Dumb Customers

Customer: Hmmm… I want something in a waffle cone.
Salesgirl, holding cone: Okay. What would you like?
Customer: Can you do a chocolate dip with that cone?
Salesgirl: No, it’s not strong enough.
Customer: Oh. Well, can you put a small banana split in it?
Salesgirl: Uh, no.
Customer: What about a malt?
Salesgirl: No.
Customer: A milkshake?
Salesgirl: No.
Customer, irritated: Well, what can you do with it?
Salesgirl: I can put yogurt in it.

Frozen yogurt shop
Winston-Salem, North Carolina

Customer #1: Do you have Freaky Friday?
Clerk: Yes, we have it on DVD and VHS for rental only.
Customer #1: Okay, I’ll take one to buy.
Clerk: We only have it to rent.
Customer #1: Where is the one for sale?
Clerk: We only have it to rent. There are none for sale for that title.
Customer #1: Well, you should have said something in the first place!
Customer #2: Wow… You are really that dumb, huh?

Video store
Massachusetts

Overheard by: Dudette

Customer: What are all of those light switches for?
Store clerk, without looking up: For turning things on and off.

Wichita, Kansas

Overheard by: Chandra

Ghetto customer: My daiquiri tastes like water.
Waiter: I’m sorry, sir. What may I bring you instead?
Ghetto customer: Water.

Dulaney Valley Road
Baltimore, Maryland

Overheard by: shaking my head

Call center agent: I’m sorry, but for international calls, you’ll have to contact your zero operator for information.
Customer: You can’t help me?
Call center agent: No, I only provide listings in North America.
Customer: What?
Call center agent: I am a 4-1-1 operator. You need the zero operator.
Customer: What’s the difference?
Call center agent, sighing: The zero operator can help you. I cannot.
Customer: So you’re useless?
Call center agent: In this case, I am completely useless to you, yes.
Customer, to friend in same room: Hahahaha! She admitted she was useless!
Call center agent: [Slooow exhale.]

Kitchener, Ontario
Canadia

Customer: And I want Reese’s with that. Not a lot, but more than the normal amount, but not too much.
Ice cream artist: Okay…?

Ice cream place, Champlain Drive and Shepherd Avenue
Fresno, California

Overheard by: Just Another Ice Cream Maker

Elegant old lady, as waiter comes around: … I could say the same thing about S&M, but no. There’s nothing wrong with S&M! [Waiter looks at her, aghast, and then starts laughing.] Oh… Um, I’ll have the hazelnut gelato.
Elegant old male companion: And don’t forget the whip!

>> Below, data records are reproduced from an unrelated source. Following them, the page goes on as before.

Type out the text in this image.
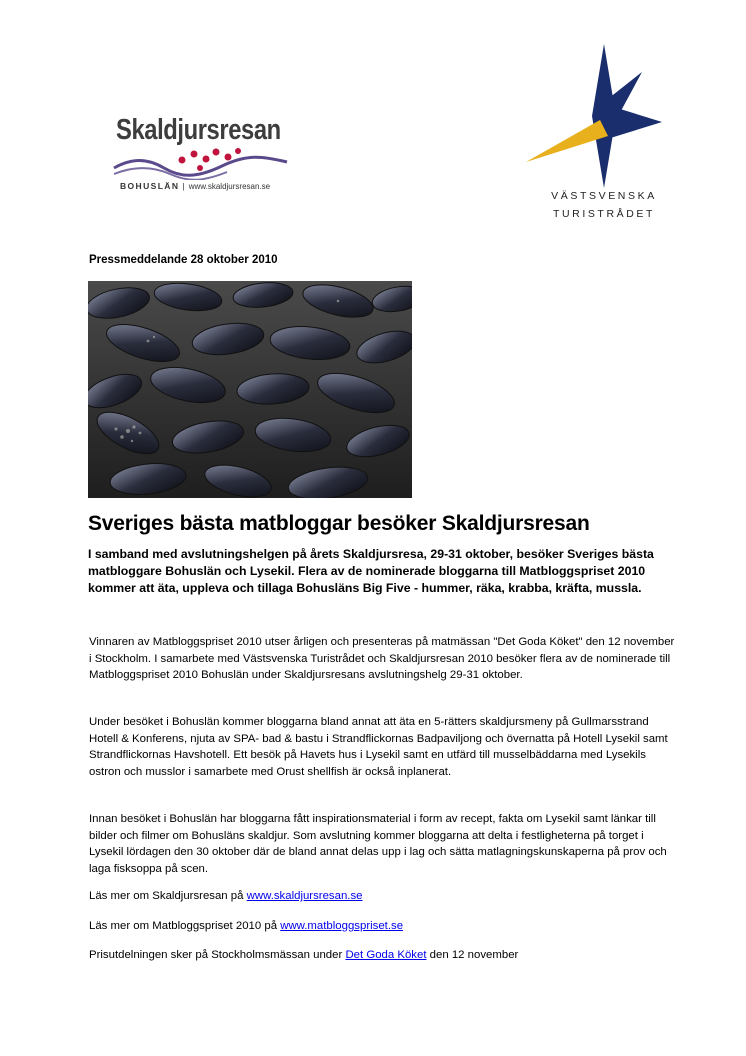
Skaldjursresan
BOHUSLÄN | www.skaldjursresan.se
VÄSTSVENSKA
TURISTRÅDET
Pressmeddelande 28 oktober 2010
Sveriges bästa matbloggar besöker Skaldjursresan
I samband med avslutningshelgen på årets Skaldjursresa, 29-31 oktober, besöker Sveriges bästa matbloggare Bohuslän och Lysekil. Flera av de nominerade bloggarna till Matbloggspriset 2010 kommer att äta, uppleva och tillaga Bohusläns Big Five - hummer, räka, krabba, kräfta, mussla.
Vinnaren av Matbloggspriset 2010 utser årligen och presenteras på matmässan "Det Goda Köket" den 12 november i Stockholm. I samarbete med Västsvenska Turistrådet och Skaldjursresan 2010 besöker flera av de nominerade till Matbloggspriset 2010 Bohuslän under Skaldjursresans avslutningshelg 29-31 oktober.
Under besöket i Bohuslän kommer bloggarna bland annat att äta en 5-rätters skaldjursmeny på Gullmarsstrand Hotell & Konferens, njuta av SPA- bad & bastu i Strandflickornas Badpaviljong och övernatta på Hotell Lysekil samt Strandflickornas Havshotell. Ett besök på Havets hus i Lysekil samt en utfärd till musselbäddarna med Lysekils ostron och musslor i samarbete med Orust shellfish är också inplanerat.
Innan besöket i Bohuslän har bloggarna fått inspirationsmaterial i form av recept, fakta om Lysekil samt länkar till bilder och filmer om Bohusläns skaldjur. Som avslutning kommer bloggarna att delta i festligheterna på torget i Lysekil lördagen den 30 oktober där de bland annat delas upp i lag och sätta matlagningskunskaperna på prov och laga fisksoppa på scen.
Läs mer om Skaldjursresan på www.skaldjursresan.se
Läs mer om Matbloggspriset 2010 på www.matbloggspriset.se
Prisutdelningen sker på Stockholmsmässan under Det Goda Köket den 12 november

Cafe Dante, MacDougal Street
New York, New York

Overheard by: Me

Large customer lady: I leave a big puddle… That’s how people know I’ve been here!

Melbourne
Australia

Lady customer: I need a phone that’ll work all year — all three hundred sixty-two days.

Electronics store
California

Overheard by: Stephen

Crazy woman at front desk: I will not be a slave to my teeth!